6 Ayant vu Jésus de loin, il accourut, se prosterna devant lui, 7 et s’écria d’une voix forte: Qu’y a-t-il entre moi et toi, Jésus, Fils du Dieu Très-Haut? Je t’en conjure au nom de Dieu, ne me tourmente pas.

8 Car Jésus lui disait: Sors de cet homme, esprit impur! 9 Et, il lui demanda: Quel est ton nom?

Légion est mon nom, lui répondit-il, car nous sommes plusieurs. 10 Et il le priait instamment de ne pas les envoyer hors du pays.

11 Il y avait là, vers la montagne, un grand troupeau de pourceaux qui paissaient. 12 Et les démons le prièrent, disant: Envoie-nous dans ces pourceaux, afin que nous entrions en eux. 13 Il le leur permit. Et les esprits impurs sortirent, entrèrent dans les pourceaux, et le troupeau se précipita des pentes escarpées dans la mer: il y en avait environ deux mille, et ils se noyèrent dans la mer.

14 Ceux qui les faisaient paître s’enfuirent, et répandirent la nouvelle dans la ville et dans les campagnes. Les gens allèrent voir ce qui était arrivé. 15 Ils vinrent auprès de Jésus, et ils virent le démoniaque, celui qui avait eu la légion, assis, vêtu, et dans son bon sens; et ils furent saisis de frayeur. 16 Ceux qui avaient vu ce qui s’était passé leur racontèrent ce qui était arrivé au démoniaque et aux pourceaux. 17 Alors ils se mirent à supplier Jésus de quitter leur territoire.
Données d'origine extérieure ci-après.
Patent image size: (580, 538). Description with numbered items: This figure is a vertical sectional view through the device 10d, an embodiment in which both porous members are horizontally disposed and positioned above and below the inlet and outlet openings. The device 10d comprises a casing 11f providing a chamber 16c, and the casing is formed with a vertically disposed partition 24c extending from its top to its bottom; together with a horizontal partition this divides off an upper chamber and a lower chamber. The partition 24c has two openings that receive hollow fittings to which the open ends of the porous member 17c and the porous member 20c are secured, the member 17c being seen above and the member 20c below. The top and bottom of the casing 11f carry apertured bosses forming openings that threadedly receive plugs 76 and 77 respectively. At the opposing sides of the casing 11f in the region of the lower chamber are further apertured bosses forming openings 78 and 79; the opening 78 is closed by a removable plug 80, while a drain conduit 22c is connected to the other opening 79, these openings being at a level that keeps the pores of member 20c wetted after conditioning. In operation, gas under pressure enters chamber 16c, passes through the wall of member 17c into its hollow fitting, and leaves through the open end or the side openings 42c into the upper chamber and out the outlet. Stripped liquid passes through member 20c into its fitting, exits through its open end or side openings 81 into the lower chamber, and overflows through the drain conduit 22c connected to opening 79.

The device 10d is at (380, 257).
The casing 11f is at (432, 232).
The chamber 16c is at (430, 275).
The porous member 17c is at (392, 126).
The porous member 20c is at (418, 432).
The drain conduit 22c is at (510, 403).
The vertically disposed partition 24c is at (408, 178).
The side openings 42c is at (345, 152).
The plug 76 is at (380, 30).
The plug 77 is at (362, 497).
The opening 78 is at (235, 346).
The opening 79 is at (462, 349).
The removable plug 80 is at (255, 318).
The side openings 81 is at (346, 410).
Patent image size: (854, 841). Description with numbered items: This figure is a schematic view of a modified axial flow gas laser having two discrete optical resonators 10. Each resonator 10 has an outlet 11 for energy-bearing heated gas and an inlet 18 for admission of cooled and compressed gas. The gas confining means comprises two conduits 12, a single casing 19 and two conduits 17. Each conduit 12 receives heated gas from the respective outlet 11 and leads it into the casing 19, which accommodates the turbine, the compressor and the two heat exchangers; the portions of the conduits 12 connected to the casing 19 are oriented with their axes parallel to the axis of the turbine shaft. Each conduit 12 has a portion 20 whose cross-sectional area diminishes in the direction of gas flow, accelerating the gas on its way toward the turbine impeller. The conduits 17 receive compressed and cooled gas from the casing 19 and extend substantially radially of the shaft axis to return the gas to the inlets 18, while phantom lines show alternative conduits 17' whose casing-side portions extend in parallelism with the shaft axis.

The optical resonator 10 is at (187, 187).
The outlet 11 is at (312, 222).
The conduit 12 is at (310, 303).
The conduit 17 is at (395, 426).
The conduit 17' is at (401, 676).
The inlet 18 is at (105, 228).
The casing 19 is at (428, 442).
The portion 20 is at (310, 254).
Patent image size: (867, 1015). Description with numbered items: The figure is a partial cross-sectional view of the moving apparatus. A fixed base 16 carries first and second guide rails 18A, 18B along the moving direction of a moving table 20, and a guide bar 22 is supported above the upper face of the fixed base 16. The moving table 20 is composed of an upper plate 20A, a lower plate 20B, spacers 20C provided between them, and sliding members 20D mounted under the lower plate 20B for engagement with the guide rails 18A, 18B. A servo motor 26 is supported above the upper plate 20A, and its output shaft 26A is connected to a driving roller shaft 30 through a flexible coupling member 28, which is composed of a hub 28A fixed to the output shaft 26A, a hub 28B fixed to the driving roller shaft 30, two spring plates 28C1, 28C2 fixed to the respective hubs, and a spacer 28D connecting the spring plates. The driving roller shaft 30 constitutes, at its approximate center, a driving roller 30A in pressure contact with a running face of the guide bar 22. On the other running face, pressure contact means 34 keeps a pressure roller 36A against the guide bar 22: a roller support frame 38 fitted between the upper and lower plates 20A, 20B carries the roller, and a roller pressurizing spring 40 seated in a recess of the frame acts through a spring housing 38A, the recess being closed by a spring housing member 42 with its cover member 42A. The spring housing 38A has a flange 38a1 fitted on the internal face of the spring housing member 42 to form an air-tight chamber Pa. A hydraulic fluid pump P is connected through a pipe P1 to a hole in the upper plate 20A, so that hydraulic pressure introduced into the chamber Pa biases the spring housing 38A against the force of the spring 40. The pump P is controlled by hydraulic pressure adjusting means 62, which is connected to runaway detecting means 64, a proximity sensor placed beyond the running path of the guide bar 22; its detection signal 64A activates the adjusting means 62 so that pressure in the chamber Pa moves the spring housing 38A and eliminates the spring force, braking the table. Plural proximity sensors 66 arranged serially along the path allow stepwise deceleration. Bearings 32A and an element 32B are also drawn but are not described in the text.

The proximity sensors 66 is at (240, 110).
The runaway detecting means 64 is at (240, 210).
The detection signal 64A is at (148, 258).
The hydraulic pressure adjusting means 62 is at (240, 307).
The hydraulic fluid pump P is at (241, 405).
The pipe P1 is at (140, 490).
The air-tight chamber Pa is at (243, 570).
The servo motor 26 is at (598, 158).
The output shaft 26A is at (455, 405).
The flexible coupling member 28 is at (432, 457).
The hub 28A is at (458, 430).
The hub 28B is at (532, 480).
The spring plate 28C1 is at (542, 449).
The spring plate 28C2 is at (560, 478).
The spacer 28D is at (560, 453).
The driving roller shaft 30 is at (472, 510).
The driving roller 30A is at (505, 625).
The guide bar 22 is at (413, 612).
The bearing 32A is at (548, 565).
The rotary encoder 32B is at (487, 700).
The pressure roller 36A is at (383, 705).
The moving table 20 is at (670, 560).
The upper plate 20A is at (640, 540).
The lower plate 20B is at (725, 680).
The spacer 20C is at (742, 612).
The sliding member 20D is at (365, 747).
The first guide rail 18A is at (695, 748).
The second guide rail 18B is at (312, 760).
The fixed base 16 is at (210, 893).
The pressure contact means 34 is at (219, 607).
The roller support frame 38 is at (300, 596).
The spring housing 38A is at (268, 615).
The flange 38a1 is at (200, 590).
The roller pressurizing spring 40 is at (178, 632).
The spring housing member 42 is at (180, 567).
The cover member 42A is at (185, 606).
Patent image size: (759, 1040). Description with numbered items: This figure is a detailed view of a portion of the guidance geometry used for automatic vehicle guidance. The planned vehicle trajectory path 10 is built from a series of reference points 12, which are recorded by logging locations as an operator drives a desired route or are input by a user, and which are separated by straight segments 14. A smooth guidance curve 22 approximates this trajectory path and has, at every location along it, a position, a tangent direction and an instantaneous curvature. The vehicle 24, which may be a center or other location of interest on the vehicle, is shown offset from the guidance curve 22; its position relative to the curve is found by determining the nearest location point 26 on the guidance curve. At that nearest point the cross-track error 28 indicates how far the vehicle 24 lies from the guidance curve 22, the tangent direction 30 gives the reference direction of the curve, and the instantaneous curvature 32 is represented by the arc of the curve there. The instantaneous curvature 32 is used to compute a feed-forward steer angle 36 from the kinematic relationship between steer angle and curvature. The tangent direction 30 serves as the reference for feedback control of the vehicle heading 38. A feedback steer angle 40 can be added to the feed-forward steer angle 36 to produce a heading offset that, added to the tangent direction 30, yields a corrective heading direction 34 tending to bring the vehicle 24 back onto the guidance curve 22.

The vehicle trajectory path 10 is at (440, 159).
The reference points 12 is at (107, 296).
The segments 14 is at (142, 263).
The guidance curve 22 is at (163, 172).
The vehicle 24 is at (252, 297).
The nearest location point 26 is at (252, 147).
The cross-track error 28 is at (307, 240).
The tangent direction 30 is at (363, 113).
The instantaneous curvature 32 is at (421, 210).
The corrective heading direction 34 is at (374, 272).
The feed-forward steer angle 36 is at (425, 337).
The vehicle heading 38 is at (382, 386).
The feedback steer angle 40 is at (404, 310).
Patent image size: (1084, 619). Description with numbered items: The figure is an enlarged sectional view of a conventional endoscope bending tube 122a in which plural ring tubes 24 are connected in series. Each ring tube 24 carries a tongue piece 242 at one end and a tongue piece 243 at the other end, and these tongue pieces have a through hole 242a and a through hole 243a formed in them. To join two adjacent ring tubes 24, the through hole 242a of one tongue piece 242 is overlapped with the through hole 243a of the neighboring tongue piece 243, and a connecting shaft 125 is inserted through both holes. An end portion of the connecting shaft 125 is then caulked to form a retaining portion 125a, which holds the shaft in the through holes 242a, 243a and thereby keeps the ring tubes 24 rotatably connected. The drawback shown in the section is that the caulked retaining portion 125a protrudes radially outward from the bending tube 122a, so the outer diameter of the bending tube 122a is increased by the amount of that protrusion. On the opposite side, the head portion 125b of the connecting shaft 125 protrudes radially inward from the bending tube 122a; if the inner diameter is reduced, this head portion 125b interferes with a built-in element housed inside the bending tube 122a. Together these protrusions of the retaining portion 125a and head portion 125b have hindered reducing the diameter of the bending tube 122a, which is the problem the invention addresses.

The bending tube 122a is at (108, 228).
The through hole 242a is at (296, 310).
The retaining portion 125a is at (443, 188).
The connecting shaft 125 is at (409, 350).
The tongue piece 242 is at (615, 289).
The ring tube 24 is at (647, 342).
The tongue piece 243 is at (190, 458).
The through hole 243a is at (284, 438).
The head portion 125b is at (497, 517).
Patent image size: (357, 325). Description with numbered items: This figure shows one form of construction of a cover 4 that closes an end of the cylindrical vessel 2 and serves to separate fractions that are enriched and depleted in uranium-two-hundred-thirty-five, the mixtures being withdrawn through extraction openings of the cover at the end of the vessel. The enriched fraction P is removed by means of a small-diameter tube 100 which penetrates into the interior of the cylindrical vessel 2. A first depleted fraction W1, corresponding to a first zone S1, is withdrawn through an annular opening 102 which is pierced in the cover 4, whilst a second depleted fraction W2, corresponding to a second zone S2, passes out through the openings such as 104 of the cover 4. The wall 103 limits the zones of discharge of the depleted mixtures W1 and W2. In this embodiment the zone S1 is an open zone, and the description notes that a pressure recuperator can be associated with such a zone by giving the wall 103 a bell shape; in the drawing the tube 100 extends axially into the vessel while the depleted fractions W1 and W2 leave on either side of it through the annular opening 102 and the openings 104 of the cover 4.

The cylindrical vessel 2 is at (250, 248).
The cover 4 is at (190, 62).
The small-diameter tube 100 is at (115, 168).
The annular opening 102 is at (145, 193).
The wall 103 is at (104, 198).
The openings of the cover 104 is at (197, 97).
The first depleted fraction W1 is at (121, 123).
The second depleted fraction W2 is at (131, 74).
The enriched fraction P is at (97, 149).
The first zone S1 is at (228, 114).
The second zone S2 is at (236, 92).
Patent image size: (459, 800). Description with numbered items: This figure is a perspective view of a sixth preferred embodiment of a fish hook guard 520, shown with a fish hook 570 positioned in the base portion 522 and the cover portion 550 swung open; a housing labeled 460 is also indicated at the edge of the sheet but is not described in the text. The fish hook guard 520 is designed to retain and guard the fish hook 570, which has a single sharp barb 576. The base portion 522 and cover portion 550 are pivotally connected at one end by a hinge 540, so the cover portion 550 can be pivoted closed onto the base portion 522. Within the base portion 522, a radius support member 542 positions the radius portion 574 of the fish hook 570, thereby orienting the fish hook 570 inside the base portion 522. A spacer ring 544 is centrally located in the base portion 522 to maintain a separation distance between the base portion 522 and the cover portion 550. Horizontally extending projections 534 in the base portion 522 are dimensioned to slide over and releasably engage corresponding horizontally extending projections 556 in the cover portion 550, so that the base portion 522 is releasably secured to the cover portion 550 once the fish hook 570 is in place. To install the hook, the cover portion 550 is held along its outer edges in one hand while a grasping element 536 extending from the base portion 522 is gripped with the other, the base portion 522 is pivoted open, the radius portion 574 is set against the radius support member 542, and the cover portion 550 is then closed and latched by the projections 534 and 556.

18 Comme il montait dans la barque, celui qui avait été démoniaque lui demanda la permission de rester avec lui. 19 Jésus ne le lui permit pas, mais il lui dit: Va dans ta maison, vers les tiens, et raconte-leur tout ce que le Seigneur t’a fait, et comment il a eu pitié de toi. 20 Il s’en alla, et se mit à publier dans la Décapole tout ce que Jésus avait fait pour lui. Et tous furent dans l’étonnement.